Once back on his feet, he resumed the sport, playing with the Toronto Lacrosse Club in the Ontario Professional Lacrosse League. But the lure of the west called him back and he took a managerial post at the Bar U, and continued his hockey and lacrosse careers.
Following the Great War he returned with his growing family to Galt, settling down to a career in real estate and insurance—he also sold homes in the early days of the Forest Hill Village, which later amalgamated with Toronto—and joined the Hamilton Tigers Lacrosse Club which won the Ontario Professional League title. Among his teammates was Preston’s A. Anderson, as well as two others who gained renown in hockey circles—Hap Day, and Carson Cooper, both later inducted into the Hockey Hall of Fame.
In Galt he captained the Galt Amity Hockey Club and was a member of the Galt Kiltie Band and trombonist with the HLI Brass Band. His musical talents took him on tour in Ontario with several dance orchestras, which he later directed.
Back home in Galt, after his professional playing days were done, he played with teams in Kitchener and Hespeler, where his teammates included three future mayors of Hespeler—William S. Mcvittie, Jack Courtney and Allan Wilford. By then, he was by far the oldest member of the team, but his teammates praised his skills. “He had silver hair but he still was the best player on the team,” said McVittie. “He knew how to handle the ball and was an excellent receiver.”
But he also mentored the younger players, teaching them how to play. Said Courtney: “He was a super athlete, fast as a greyhound.” He was characterized as a player who scored lots of goals but took few penalties. “He loved the game and was a gentleman too.”
Another teammate, Lloyd ‘Toots’ Sudden, said Melross was the hardest working man on the team. “He ran like a deer and few caught him.”

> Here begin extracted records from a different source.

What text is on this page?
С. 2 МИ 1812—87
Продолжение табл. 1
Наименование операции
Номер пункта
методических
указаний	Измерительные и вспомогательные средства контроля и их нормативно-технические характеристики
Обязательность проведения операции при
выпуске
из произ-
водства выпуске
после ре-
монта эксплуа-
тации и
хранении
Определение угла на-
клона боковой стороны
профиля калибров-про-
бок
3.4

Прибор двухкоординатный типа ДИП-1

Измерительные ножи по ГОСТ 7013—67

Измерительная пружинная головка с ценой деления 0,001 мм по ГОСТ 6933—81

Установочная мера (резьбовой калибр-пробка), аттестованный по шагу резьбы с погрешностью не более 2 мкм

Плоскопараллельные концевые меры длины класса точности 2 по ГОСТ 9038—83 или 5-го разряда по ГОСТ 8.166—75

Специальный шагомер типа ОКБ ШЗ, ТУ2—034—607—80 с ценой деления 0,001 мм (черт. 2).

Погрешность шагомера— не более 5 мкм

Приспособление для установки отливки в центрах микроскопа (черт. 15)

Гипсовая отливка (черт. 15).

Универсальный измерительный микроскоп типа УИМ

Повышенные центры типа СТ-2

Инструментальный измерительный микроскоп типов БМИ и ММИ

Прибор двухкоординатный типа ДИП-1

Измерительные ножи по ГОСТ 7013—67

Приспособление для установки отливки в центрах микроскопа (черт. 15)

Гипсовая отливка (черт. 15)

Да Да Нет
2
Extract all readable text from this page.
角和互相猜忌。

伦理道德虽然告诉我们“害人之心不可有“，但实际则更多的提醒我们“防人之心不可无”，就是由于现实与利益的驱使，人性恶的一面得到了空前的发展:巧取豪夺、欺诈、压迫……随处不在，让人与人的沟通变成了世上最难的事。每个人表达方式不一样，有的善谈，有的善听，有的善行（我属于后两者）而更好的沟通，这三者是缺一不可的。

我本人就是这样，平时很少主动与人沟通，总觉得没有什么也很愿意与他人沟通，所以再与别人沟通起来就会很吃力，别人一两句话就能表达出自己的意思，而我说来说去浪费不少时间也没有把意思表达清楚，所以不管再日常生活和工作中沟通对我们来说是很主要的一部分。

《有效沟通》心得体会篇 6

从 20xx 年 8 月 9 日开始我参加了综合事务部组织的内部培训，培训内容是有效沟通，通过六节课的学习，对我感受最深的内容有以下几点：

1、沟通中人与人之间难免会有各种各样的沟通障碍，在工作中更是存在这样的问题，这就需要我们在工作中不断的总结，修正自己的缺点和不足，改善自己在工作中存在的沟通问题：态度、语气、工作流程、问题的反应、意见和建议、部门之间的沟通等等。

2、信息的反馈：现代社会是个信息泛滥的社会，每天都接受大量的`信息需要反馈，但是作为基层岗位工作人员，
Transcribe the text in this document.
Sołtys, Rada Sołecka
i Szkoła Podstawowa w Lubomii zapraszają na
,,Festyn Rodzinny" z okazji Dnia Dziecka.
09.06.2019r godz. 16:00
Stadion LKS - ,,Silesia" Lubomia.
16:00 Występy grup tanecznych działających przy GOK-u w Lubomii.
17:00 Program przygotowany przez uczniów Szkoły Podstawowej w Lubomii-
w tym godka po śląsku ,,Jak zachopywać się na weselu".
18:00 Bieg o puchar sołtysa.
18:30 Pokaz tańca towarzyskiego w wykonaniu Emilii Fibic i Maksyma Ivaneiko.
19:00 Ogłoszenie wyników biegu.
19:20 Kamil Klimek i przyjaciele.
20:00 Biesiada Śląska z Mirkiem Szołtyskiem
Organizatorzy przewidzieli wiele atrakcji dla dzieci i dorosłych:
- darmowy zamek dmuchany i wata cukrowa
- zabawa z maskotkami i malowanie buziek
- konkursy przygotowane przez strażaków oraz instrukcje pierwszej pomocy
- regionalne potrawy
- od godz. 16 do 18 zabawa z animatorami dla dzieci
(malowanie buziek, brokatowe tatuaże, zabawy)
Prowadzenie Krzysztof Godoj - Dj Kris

He lived at 42 Blenheim Road (formerly the Galt Old Ladies Home) after having resided on Melville Street during the Depression, where his daughters Gertrude and Joyce shared a single pair of dancing shoes and utilized their baking skills door to door to help the family survive. Once, when a deer escaped from the old animal pens at Galt’s Victoria Park, not far from the Melross home on Blenheim, Melross was able to use his cowboy skills to good advantage, lassooing the stray deer.
Years later, when his son Graham was on a business trip to his birthplace in Calgary, an elderly man remarked that he once knew “a fantastic lacrosse player named Ainslie Melross. Perchance, are you related?”
Melross, one of the city’s greatest athletes, is buried with his wife at Mount View.